Keller bears the bumps and bruises of that struggle. As an itinerant season cook in his early 20s, he shuttled between Florida and coastal New England, finding a mentor in Roland Henin at a resort in Narragansett, Rhode Island. Keller spent three years in the early 1980s at La Rive in New York's Hudson Valley before heading to France for a year of stages in Michelin-starred houses. He returned to New York City, cooking at a number of top restaurants before his five-year run as chef at Rakel, where his star shined and dimmed in the junk bond-fueled restaurant scene of the late 1980s.
"At Rakel, I was easily persuaded to do things that someone said I needed to do to get somewhere rather than what I though I needed to do to make myself a better chef," Keller recalls of his first foray into the fame game. "Celebrity is nothing more than what people make you out to be.

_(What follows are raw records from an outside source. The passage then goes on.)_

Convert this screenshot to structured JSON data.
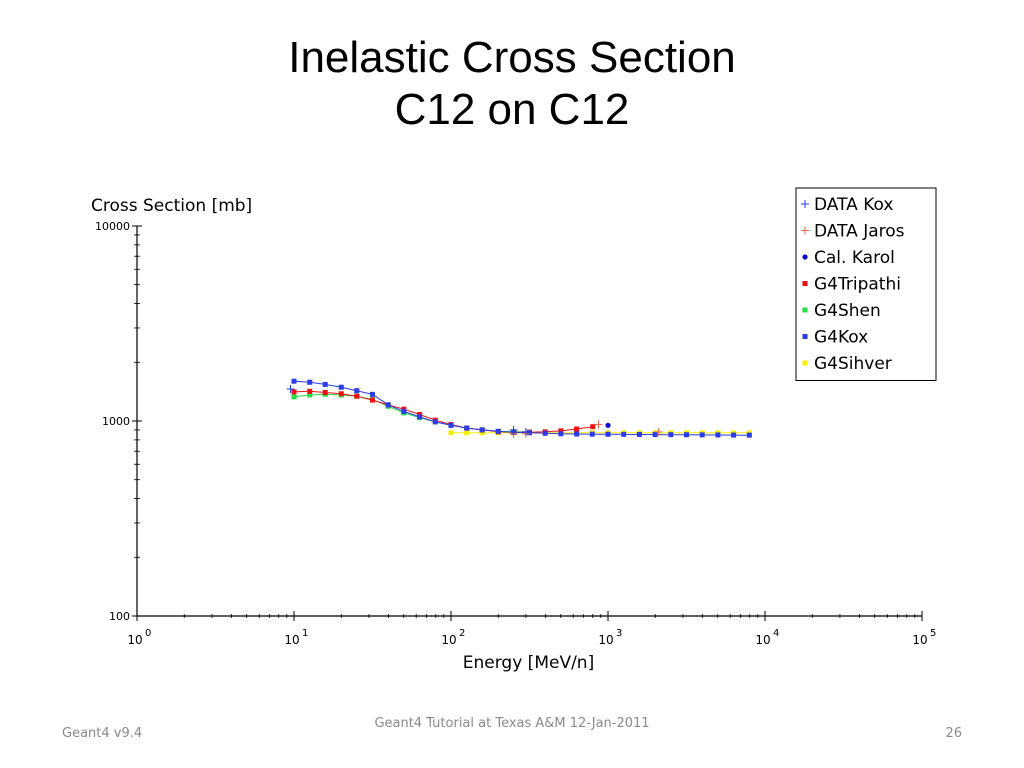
{
  "slide": {
    "title_line1": "Inelastic Cross Section",
    "title_line2": "C12 on C12",
    "footer_left": "Geant4 v9.4",
    "footer_center": "Geant4 Tutorial at Texas A&M 12-Jan-2011",
    "footer_right": "26"
  },
  "chart_data": {
    "type": "line",
    "xlabel": "Energy [MeV/n]",
    "ylabel": "Cross Section [mb]",
    "x_scale": "log",
    "y_scale": "log",
    "xlim": [
      1,
      100000
    ],
    "ylim": [
      100,
      10000
    ],
    "x_ticks": [
      {
        "base": "10",
        "exp": "0"
      },
      {
        "base": "10",
        "exp": "1"
      },
      {
        "base": "10",
        "exp": "2"
      },
      {
        "base": "10",
        "exp": "3"
      },
      {
        "base": "10",
        "exp": "4"
      },
      {
        "base": "10",
        "exp": "5"
      }
    ],
    "y_ticks": [
      "100",
      "1000",
      "10000"
    ],
    "grid": false,
    "legend_position": "top-right",
    "series": [
      {
        "name": "DATA Kox",
        "color": "#1f3fd8",
        "marker": "plus",
        "line": false,
        "x": [
          9.5,
          250,
          300
        ],
        "y": [
          1460,
          900,
          880
        ]
      },
      {
        "name": "DATA Jaros",
        "color": "#e86a4a",
        "marker": "plus",
        "line": false,
        "x": [
          250,
          300,
          870,
          2100
        ],
        "y": [
          860,
          860,
          960,
          880
        ]
      },
      {
        "name": "Cal. Karol",
        "color": "#0a0ad8",
        "marker": "dot",
        "line": false,
        "x": [
          1000
        ],
        "y": [
          950
        ]
      },
      {
        "name": "G4Tripathi",
        "color": "#ee1111",
        "marker": "square",
        "line": true,
        "x": [
          10,
          12.6,
          15.8,
          20,
          25.1,
          31.6,
          39.8,
          50.1,
          63.1,
          79.4,
          100,
          126,
          158,
          200,
          251,
          316,
          398,
          501,
          631,
          800
        ],
        "y": [
          1410,
          1420,
          1400,
          1380,
          1340,
          1280,
          1210,
          1150,
          1080,
          1010,
          960,
          920,
          900,
          880,
          875,
          875,
          880,
          890,
          910,
          935
        ]
      },
      {
        "name": "G4Shen",
        "color": "#22dd44",
        "marker": "square",
        "line": true,
        "x": [
          10,
          12.6,
          15.8,
          20,
          25.1,
          31.6,
          39.8,
          50.1,
          63.1,
          79.4,
          100,
          126,
          158,
          200,
          251,
          316
        ],
        "y": [
          1330,
          1360,
          1370,
          1360,
          1340,
          1290,
          1190,
          1100,
          1040,
          990,
          950,
          920,
          900,
          885,
          880,
          878
        ]
      },
      {
        "name": "G4Kox",
        "color": "#2a3be8",
        "marker": "square",
        "line": true,
        "x": [
          10,
          12.6,
          15.8,
          20,
          25.1,
          31.6,
          39.8,
          50.1,
          63.1,
          79.4,
          100,
          126,
          158,
          200,
          251,
          316,
          398,
          501,
          631,
          794,
          1000,
          1259,
          1585,
          1995,
          2512,
          3162,
          3981,
          5012,
          6310,
          7943
        ],
        "y": [
          1600,
          1580,
          1540,
          1490,
          1430,
          1370,
          1210,
          1120,
          1050,
          990,
          950,
          920,
          900,
          885,
          875,
          870,
          865,
          860,
          858,
          856,
          855,
          854,
          853,
          852,
          851,
          850,
          849,
          848,
          847,
          846
        ]
      },
      {
        "name": "G4Sihver",
        "color": "#f5f000",
        "marker": "square",
        "line": true,
        "x": [
          100,
          126,
          158,
          200,
          251,
          316,
          398,
          501,
          631,
          794,
          1000,
          1259,
          1585,
          1995,
          2512,
          3162,
          3981,
          5012,
          6310,
          7943
        ],
        "y": [
          870,
          870,
          870,
          870,
          870,
          870,
          870,
          870,
          870,
          870,
          870,
          870,
          870,
          870,
          870,
          870,
          870,
          870,
          870,
          870
        ]
      }
    ]
  }
}
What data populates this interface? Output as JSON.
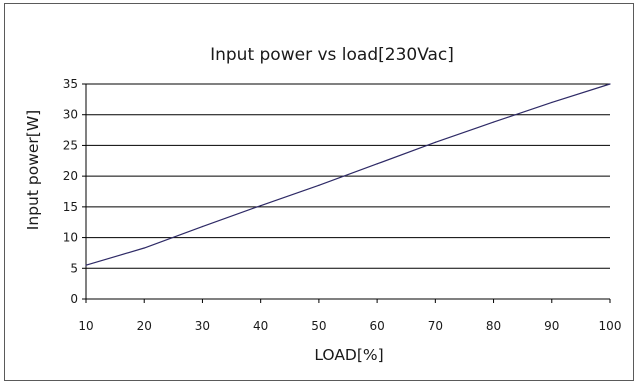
{
  "chart_data": {
    "type": "line",
    "title": "Input power vs load[230Vac]",
    "xlabel": "LOAD[%]",
    "ylabel": "Input power[W]",
    "xlim": [
      10,
      100
    ],
    "ylim": [
      0,
      35
    ],
    "xticks": [
      10,
      20,
      30,
      40,
      50,
      60,
      70,
      80,
      90,
      100
    ],
    "yticks": [
      0,
      5,
      10,
      15,
      20,
      25,
      30,
      35
    ],
    "grid": "horizontal",
    "legend": "none",
    "line_color": "#2e2a66",
    "series": [
      {
        "x": [
          10,
          20,
          30,
          40,
          50,
          60,
          70,
          80,
          90,
          100
        ],
        "y": [
          5.5,
          8.3,
          11.8,
          15.2,
          18.5,
          22.0,
          25.5,
          28.8,
          32.0,
          35.0
        ]
      }
    ]
  }
}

I had a moment of flash, then faded. It took me several more years to figure things out."
The acrimonious collapse of Rakel led him to another bitter experience at the Checkers Hotel in Los Angeles. Short of money, with little business experience, and a trail of ill will behind him, Keller found his Camelot, The French Laundry, in 1994 when the restaurant's founders, Don and Sally Schmitt, sold it to him. "it was a two-year struggle with The French Laundry, every day waking up in a cold sweat of worry," Keller says. "Determination, fate, destiny—all those things play into what you are. It's important, though, to stay true to the integrity of what you're doing and not succumb to the seduction of mediocrity.
"There's no greater pressure than what we put upon ourselves to exceed expectations. I'm my toughest critic, and, if I'm happy, then a great percentage of the customers will be happy, too."